Семен Машинский - Художественный мир Гоголя
В 50-е годы, в условиях обострившейся идейной борьбы и резкого размежевания общественных сил, Боткин и Анненков окончательно порвали с «Современником» и вместе с Дружининым образовали идейный центр дворянского либерализма в борьбе с «партией Чернышевского».
Эти люди были связаны общей ненавистью к растущим силам революционно-освободительного движения, к обличительным традициям русской литературы, к гоголевскому направлению. В одном из писем к Тургеневу в 1857 году Чернышевский дал выразительную характеристику «Боткиным с братией». «Они были хороши, пока их держал в ежовых рукавицах Белинский, — умны, пока он набивал им головы своими мыслями. Теперь они выдохлись…» (XIV, 345).
Борьба реакции против Гоголя в 50-е годы велась в самых разнообразных формах. Снова, например, делаются попытки оторвать Гоголя от гоголевского направления, заглушить критическое, обличительное содержание его творчества, представить великого сатирика кротким, добродушным юмористом.
Наиболее отчетливо выразил эту тенденцию М. П. Погодин. В конце 1855 года в статье «Новое издание Пушкина и Гоголя», напечатанной в журнале «Москвитянин», Погодин характеризовал Гоголя как писателя, «пламенно алкавшего совершенствования и выставившего с такою любовью, верностью и силою наши заблуждения и злоупотребления».[268]
После смерти Белинского и до первых выступлений Чернышевского и Добролюбова борьбу за Гоголя возглавлял Герцен.

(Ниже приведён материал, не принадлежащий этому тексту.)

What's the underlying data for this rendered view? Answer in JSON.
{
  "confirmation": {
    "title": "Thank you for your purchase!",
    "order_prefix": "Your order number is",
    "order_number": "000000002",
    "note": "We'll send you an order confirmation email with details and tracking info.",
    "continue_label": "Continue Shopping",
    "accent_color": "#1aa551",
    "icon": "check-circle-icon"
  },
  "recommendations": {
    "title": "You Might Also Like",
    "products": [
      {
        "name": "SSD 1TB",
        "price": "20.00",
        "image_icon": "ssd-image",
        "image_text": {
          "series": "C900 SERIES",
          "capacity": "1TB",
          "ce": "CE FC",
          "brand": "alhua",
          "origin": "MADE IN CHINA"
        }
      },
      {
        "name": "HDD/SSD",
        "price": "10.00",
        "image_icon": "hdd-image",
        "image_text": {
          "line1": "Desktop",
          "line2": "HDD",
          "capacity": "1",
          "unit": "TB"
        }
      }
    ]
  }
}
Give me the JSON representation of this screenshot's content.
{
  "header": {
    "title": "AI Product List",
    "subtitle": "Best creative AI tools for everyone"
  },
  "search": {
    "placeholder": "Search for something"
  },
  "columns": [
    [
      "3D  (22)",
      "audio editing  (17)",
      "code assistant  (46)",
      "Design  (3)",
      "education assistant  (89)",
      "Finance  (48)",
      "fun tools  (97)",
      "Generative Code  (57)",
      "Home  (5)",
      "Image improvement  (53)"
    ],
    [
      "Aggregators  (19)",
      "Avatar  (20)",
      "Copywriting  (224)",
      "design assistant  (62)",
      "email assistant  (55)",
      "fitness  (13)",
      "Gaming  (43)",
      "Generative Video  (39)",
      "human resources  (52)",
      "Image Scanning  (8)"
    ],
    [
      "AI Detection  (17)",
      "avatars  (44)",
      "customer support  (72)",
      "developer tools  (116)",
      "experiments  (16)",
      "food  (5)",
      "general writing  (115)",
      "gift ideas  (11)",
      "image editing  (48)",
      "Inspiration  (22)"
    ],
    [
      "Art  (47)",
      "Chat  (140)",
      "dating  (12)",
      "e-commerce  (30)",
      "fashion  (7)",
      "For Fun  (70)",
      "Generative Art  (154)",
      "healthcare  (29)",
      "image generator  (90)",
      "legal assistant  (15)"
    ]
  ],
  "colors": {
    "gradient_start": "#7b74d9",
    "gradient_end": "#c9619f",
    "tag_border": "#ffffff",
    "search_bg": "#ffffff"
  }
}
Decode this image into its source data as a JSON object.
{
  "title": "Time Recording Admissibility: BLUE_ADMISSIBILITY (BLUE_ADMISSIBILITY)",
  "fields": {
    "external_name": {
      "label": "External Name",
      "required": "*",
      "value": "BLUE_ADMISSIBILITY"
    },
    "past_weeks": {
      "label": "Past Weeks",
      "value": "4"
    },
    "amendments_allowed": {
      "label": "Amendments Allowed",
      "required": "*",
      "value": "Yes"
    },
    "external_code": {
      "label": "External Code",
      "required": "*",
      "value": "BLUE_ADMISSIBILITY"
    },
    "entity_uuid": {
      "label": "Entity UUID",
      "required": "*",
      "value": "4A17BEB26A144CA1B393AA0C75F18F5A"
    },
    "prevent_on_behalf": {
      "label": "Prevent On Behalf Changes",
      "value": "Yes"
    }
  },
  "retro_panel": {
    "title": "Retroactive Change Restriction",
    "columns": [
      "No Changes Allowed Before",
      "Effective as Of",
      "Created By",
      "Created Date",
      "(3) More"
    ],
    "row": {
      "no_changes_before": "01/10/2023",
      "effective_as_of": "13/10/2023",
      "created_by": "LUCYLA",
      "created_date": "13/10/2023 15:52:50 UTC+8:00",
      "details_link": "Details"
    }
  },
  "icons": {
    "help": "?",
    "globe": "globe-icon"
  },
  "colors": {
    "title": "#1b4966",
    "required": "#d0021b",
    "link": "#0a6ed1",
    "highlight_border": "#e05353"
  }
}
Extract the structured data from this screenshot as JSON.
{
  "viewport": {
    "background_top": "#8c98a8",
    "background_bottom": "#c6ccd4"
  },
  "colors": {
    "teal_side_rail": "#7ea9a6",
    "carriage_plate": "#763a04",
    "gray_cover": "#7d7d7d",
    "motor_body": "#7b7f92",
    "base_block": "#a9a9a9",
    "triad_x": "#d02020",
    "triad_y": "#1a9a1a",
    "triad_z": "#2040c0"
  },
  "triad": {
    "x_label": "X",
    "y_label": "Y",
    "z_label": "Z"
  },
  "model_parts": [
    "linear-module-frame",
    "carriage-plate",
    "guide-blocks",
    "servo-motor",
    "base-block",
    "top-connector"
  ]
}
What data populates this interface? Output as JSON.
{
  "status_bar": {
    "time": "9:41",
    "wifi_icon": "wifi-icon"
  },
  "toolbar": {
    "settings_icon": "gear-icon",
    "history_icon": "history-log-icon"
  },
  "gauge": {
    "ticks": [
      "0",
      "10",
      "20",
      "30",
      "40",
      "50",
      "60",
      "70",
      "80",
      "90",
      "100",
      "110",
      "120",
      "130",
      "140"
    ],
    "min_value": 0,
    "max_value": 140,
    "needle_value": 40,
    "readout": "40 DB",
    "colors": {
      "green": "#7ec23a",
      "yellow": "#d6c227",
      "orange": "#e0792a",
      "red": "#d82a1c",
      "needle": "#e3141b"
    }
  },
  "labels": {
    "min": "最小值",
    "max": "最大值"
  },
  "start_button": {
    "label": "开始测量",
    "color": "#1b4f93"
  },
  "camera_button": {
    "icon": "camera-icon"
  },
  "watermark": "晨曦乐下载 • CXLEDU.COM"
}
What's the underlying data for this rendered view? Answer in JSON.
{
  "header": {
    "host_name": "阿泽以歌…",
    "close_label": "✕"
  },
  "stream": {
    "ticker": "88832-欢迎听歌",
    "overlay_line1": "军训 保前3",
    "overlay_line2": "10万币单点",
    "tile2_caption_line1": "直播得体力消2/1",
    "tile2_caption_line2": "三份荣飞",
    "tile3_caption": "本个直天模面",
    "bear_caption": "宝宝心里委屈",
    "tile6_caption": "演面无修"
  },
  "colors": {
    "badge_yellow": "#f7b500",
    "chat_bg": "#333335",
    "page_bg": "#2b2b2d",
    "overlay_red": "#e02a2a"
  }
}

Белинский часто жаловался, что «кнутобойная» цензура не дает ему возможности говорить в полный голос о самых насущных вопросах современной общественной жизни и литературы. В начале 1847 года он писал Боткину: «Я еще принужден действовать вне моей натуры, моего характера. Природа осудила меня лаять собакою и выть шакалом, а обстоятельства велят мне мурлыкать кошкою, вертеть хвостом по-лисьи» (XII, 339). Это горестное признание вырвалось у Белинского в прямой связи с Гоголем.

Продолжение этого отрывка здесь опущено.